Many elites declined
to assume the sense of civic responsibility that Franklin and his fellow
advocates of Enlightenment sought to inculcate.
Only in the 1760s, after both growth and pollution had accelerated, did Philadelphia
begin to address the Dock's problems effectively. In 1762 the Pennsylvania Assembly appointed a board
to oversee the "Pitching [sloping], Paving and Cleansing" of streets and walkways, and the design, construction, and maintenance of sewers and
storm drains--all intended to prevent waste and stagnant water from accumulating on land.
In the next year, residents petitioned that the Dock itself be "cleared out, planked at the bottom, and walled on each side" to maximize its flow and prevent it from flooding. The Pennsylvania Assembly
responded by requiring adjoining property owners to build "a good, strong, substantial wall of good, flat stone from the bottom of the
said Dock," and remove any "encroachments" that blocked drainage into or on the streams. Finally, legislators had implemented
the kind of public, engineering-based solution that Franklin had advocated
two decades earlier.
While some owners evaded their responsibility, others went even farther by also building an arch over the principal stretch
of the Dock. Then they installed market stalls on the newly available surface.

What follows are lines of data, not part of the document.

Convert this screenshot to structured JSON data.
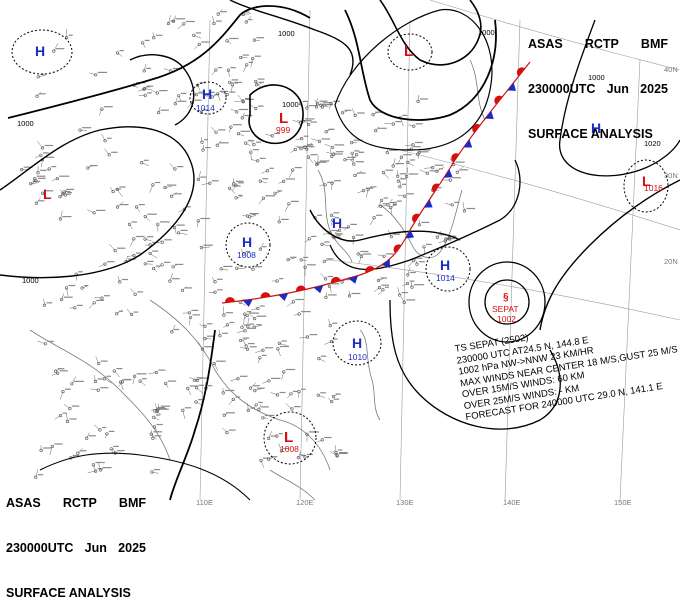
{
  "header": {
    "agency": "ASAS",
    "station": "RCTP",
    "code": "BMF",
    "time": "230000UTC",
    "month": "Jun",
    "year": "2025",
    "title": "SURFACE ANALYSIS"
  },
  "pressure_centers": [
    {
      "type": "H",
      "value": "",
      "color": "#1a2cc4"
    },
    {
      "type": "H",
      "value": "1014",
      "color": "#1a2cc4"
    },
    {
      "type": "L",
      "value": "",
      "color": "#d41010"
    },
    {
      "type": "L",
      "value": "999",
      "color": "#d41010"
    },
    {
      "type": "L",
      "value": "",
      "color": "#d41010"
    },
    {
      "type": "H",
      "value": "",
      "color": "#1a2cc4"
    },
    {
      "type": "L",
      "value": "1016",
      "color": "#d41010"
    },
    {
      "type": "H",
      "value": "",
      "color": "#1a2cc4"
    },
    {
      "type": "H",
      "value": "1008",
      "color": "#1a2cc4"
    },
    {
      "type": "H",
      "value": "1014",
      "color": "#1a2cc4"
    },
    {
      "type": "H",
      "value": "1010",
      "color": "#1a2cc4"
    },
    {
      "type": "L",
      "value": "1008",
      "color": "#d41010"
    }
  ],
  "typhoon": {
    "symbol": "§",
    "name": "SEPAT",
    "pressure": "1002",
    "bulletin": [
      "TS SEPAT (2502)",
      "230000 UTC  AT24.5 N, 144.8 E",
      "1002 hPa  NW->NNW 23 KM/HR",
      "MAX WINDS NEAR CENTER 18 M/S,GUST 25 M/S",
      "OVER 15M/S WINDS: 60 KM",
      "OVER 25M/S WINDS: - KM",
      "FORECAST FOR 240000 UTC 29.0 N, 141.1 E"
    ]
  },
  "isobar_labels": [
    "1000",
    "1000",
    "1000",
    "1000",
    "1000",
    "1000",
    "1020",
    "1020"
  ],
  "lat_labels": [
    "40N",
    "30N",
    "20N"
  ],
  "lon_labels": [
    "110E",
    "120E",
    "130E",
    "140E",
    "150E"
  ],
  "colors": {
    "high": "#1a2cc4",
    "low": "#d41010",
    "cold_front": "#1a2cc4",
    "warm_front": "#d41010",
    "isobar": "#000000"
  }
}
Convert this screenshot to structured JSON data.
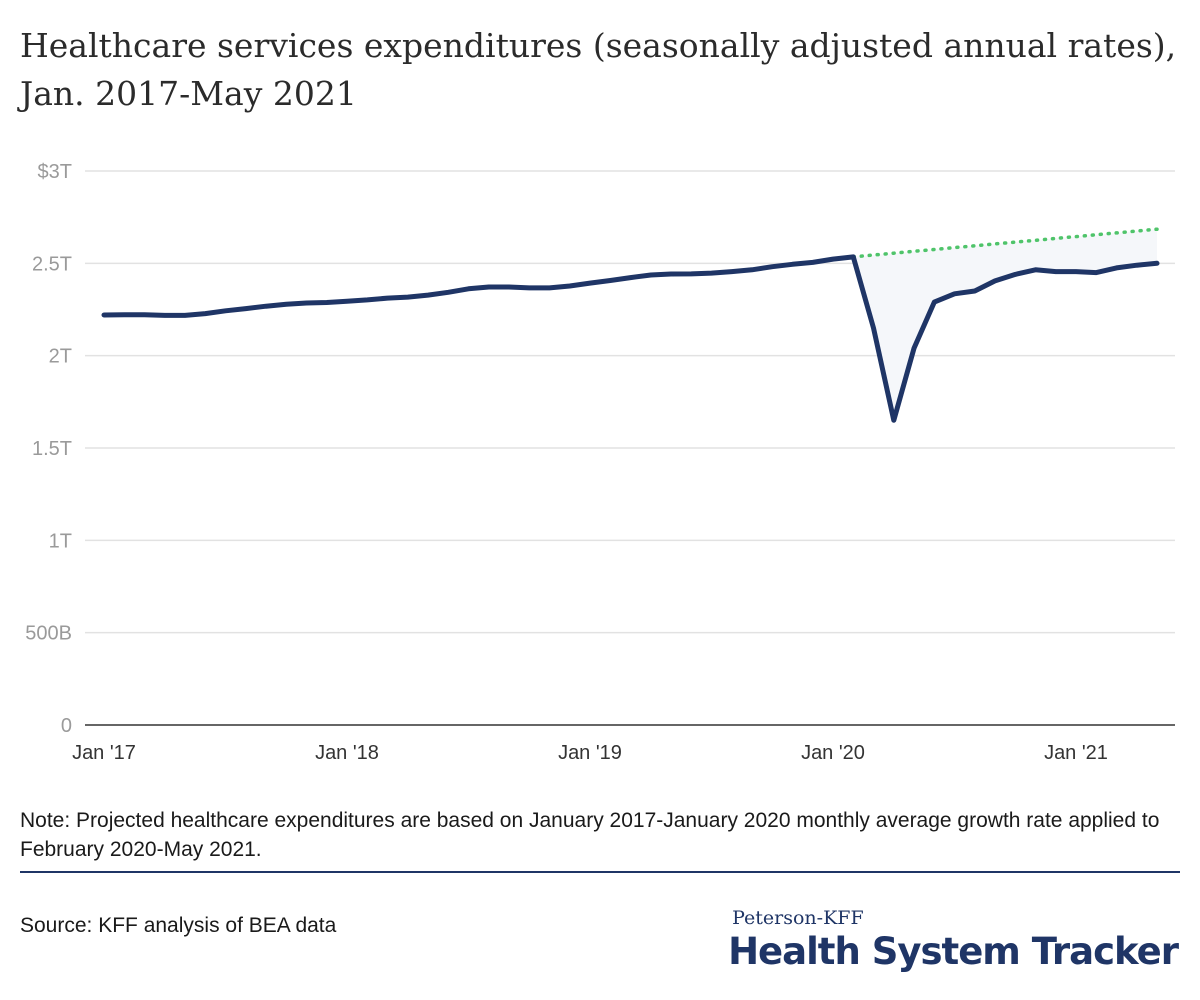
{
  "title": "Healthcare services expenditures (seasonally adjusted annual rates), Jan. 2017-May 2021",
  "note": "Note: Projected healthcare expenditures are based on January 2017-January 2020 monthly average growth rate applied to February 2020-May 2021.",
  "source": "Source: KFF analysis of BEA data",
  "brand": {
    "small": "Peterson-KFF",
    "big": "Health System Tracker"
  },
  "colors": {
    "actual": "#1f3566",
    "projected": "#4fc46a",
    "gap_fill": "#f5f7fa",
    "grid": "#e2e2e2",
    "axis_text": "#9a9a9a"
  },
  "chart_data": {
    "type": "line",
    "x_start": "Jan 2017",
    "x_end": "May 2021",
    "x_ticks": [
      {
        "index": 0,
        "label": "Jan '17"
      },
      {
        "index": 12,
        "label": "Jan '18"
      },
      {
        "index": 24,
        "label": "Jan '19"
      },
      {
        "index": 36,
        "label": "Jan '20"
      },
      {
        "index": 48,
        "label": "Jan '21"
      }
    ],
    "y_ticks": [
      {
        "value": 0,
        "label": "0"
      },
      {
        "value": 0.5,
        "label": "500B"
      },
      {
        "value": 1.0,
        "label": "1T"
      },
      {
        "value": 1.5,
        "label": "1.5T"
      },
      {
        "value": 2.0,
        "label": "2T"
      },
      {
        "value": 2.5,
        "label": "2.5T"
      },
      {
        "value": 3.0,
        "label": "$3T"
      }
    ],
    "ylim": [
      0,
      3.0
    ],
    "grid": true,
    "series": [
      {
        "style": "solid",
        "x_start_index": 0,
        "values": [
          2.22,
          2.222,
          2.222,
          2.218,
          2.218,
          2.228,
          2.243,
          2.255,
          2.268,
          2.278,
          2.285,
          2.288,
          2.295,
          2.302,
          2.312,
          2.317,
          2.328,
          2.343,
          2.362,
          2.372,
          2.372,
          2.367,
          2.367,
          2.377,
          2.393,
          2.407,
          2.423,
          2.437,
          2.442,
          2.443,
          2.447,
          2.455,
          2.465,
          2.482,
          2.495,
          2.505,
          2.523,
          2.535,
          2.15,
          1.65,
          2.04,
          2.29,
          2.335,
          2.35,
          2.405,
          2.44,
          2.465,
          2.455,
          2.455,
          2.45,
          2.475,
          2.49,
          2.5
        ]
      },
      {
        "style": "dotted",
        "x_start_index": 37,
        "values": [
          2.535,
          2.545,
          2.555,
          2.565,
          2.575,
          2.585,
          2.595,
          2.605,
          2.615,
          2.625,
          2.635,
          2.645,
          2.655,
          2.665,
          2.675,
          2.685
        ]
      }
    ]
  }
}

Once an open waterway used for transport and valued as a central landmark,
the Dock was now a completely enclosed, engineered sewer. A new generation of entrepreneurs now dominated
the neighborhood, catering to consumers who preferred a clean, attractive
By 1763, however, Philadelphia's problem with sanitation had grown well beyond the Dock. Thereafter, the growing controversy over British imperial policies diverted
official attention from public health problems. Yet by empowering poor and
working people, that very controversy encouraged some to point out that improvements
at the Dock had changed nothing in their own neighborhoods. Writing in a city newspaper in 1769, "Tom Trudge" lamented the lot of "such poor fellows as I, who sup on a cup of skim milk, etc., have a parcel
of half naked children about our doors, ...whose wives must, at many seasons of the Year, wade to the knees in carrying a loaf of bread to bake,
and near whose penurious doors the dung-cart never comes, nor the sound of
the paver will be heard for many ages." Both public and private solutions, Trudge and others asserted, favored the wealthy and
ignored the less fortunate. Environmental controversy had once again shifted with the course
of politics. But the Revolution would postpone the search for solutions.
Philadelphia's problems with polluted water persisted until 1799, when the city undertook
construction of the United States' first municipal water system.